Imobiliário em 2026: O Fim da Euforia e o Início da Razão

Ontem, durante uma escritura, o comprador virou-se para mim e disse algo que me ficou a matutar na cabeça: "Sabe, sinto que finalmente não comprei uma casa com uma arma apontada à cabeça."
Esta frase resume perfeitamente o estado do mercado imobiliário em Portugal.
Se recuarmos a 2023 ou 2024, a sensação era de pânico: ou compravas na hora, ou perdias a oportunidade para sempre.
Hoje, o cenário mudou. Não, os preços não caíram a pique (como muitos profetas da desgraça anunciavam), mas o mercado respirou fundo.
Se estás a pensar comprar ou vender este ano, eis o que a realidade das ruas me diz todos os dias.
1. O Tempo de Decisão Aumentou (E isso é bom)
Lembras-te quando um apartamento em Lisboa ou no Porto recebia cinco propostas no dia em que entrava no Idealista? Isso é passado.
Em 2026, estamos a assistir ao regresso da negociação.
O Comprador: Visita o imóvel duas, às vezes três vezes.
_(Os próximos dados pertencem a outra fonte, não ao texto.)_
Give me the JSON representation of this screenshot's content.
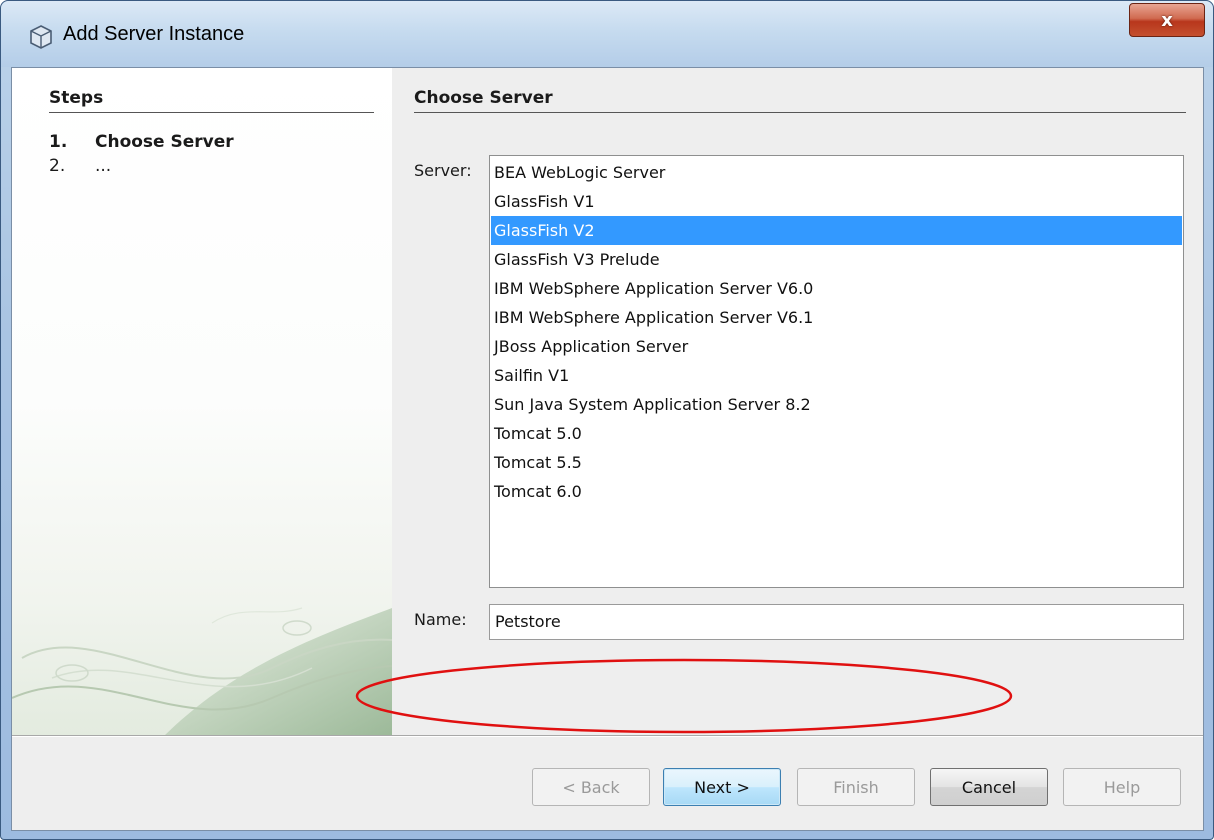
{
  "window": {
    "title": "Add Server Instance",
    "close_glyph": "x"
  },
  "steps": {
    "heading": "Steps",
    "items": [
      {
        "number": "1.",
        "label": "Choose Server"
      },
      {
        "number": "2.",
        "label": "..."
      }
    ]
  },
  "main": {
    "heading": "Choose Server",
    "server_label": "Server:",
    "servers": [
      "BEA WebLogic Server",
      "GlassFish V1",
      "GlassFish V2",
      "GlassFish V3 Prelude",
      "IBM WebSphere Application Server V6.0",
      "IBM WebSphere Application Server V6.1",
      "JBoss Application Server",
      "Sailfin V1",
      "Sun Java System Application Server 8.2",
      "Tomcat 5.0",
      "Tomcat 5.5",
      "Tomcat 6.0"
    ],
    "selected_server": "GlassFish V2",
    "name_label": "Name:",
    "name_value": "Petstore"
  },
  "buttons": {
    "back": "< Back",
    "next": "Next >",
    "finish": "Finish",
    "cancel": "Cancel",
    "help": "Help"
  },
  "colors": {
    "selection": "#3399ff",
    "annotation": "#e01010"
  }
}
Faz contas à taxa de esforço. Compara.
O Vendedor: Percebeu que já não dita as regras sozinho. Um imóvel "fora de preço" fica meses "queimado" no mercado.
A minha opinião: Estamos num mercado mais saudável. O FOMO (Fear Of Missing Out) desapareceu. Quem compra agora, compra com convicção, não por medo.
2. Juros: A Nova Normalidade Aceite
Passámos os últimos anos obcecados com a Euribor. Em 2026, a "paz armada" instalou-se. As taxas não voltaram a zero (nem vão voltar), mas estabilizaram num patamar que permite planeamento familiar.
O que mudou foi a mentalidade. O português deixou de olhar para o crédito habitação como um direito adquirido de "dinheiro barato" e passou a encará-lo com realismo financeiro. Os bancos continuam rigorosos, o que, ironicamente, protege o mercado de uma bolha de incumprimento.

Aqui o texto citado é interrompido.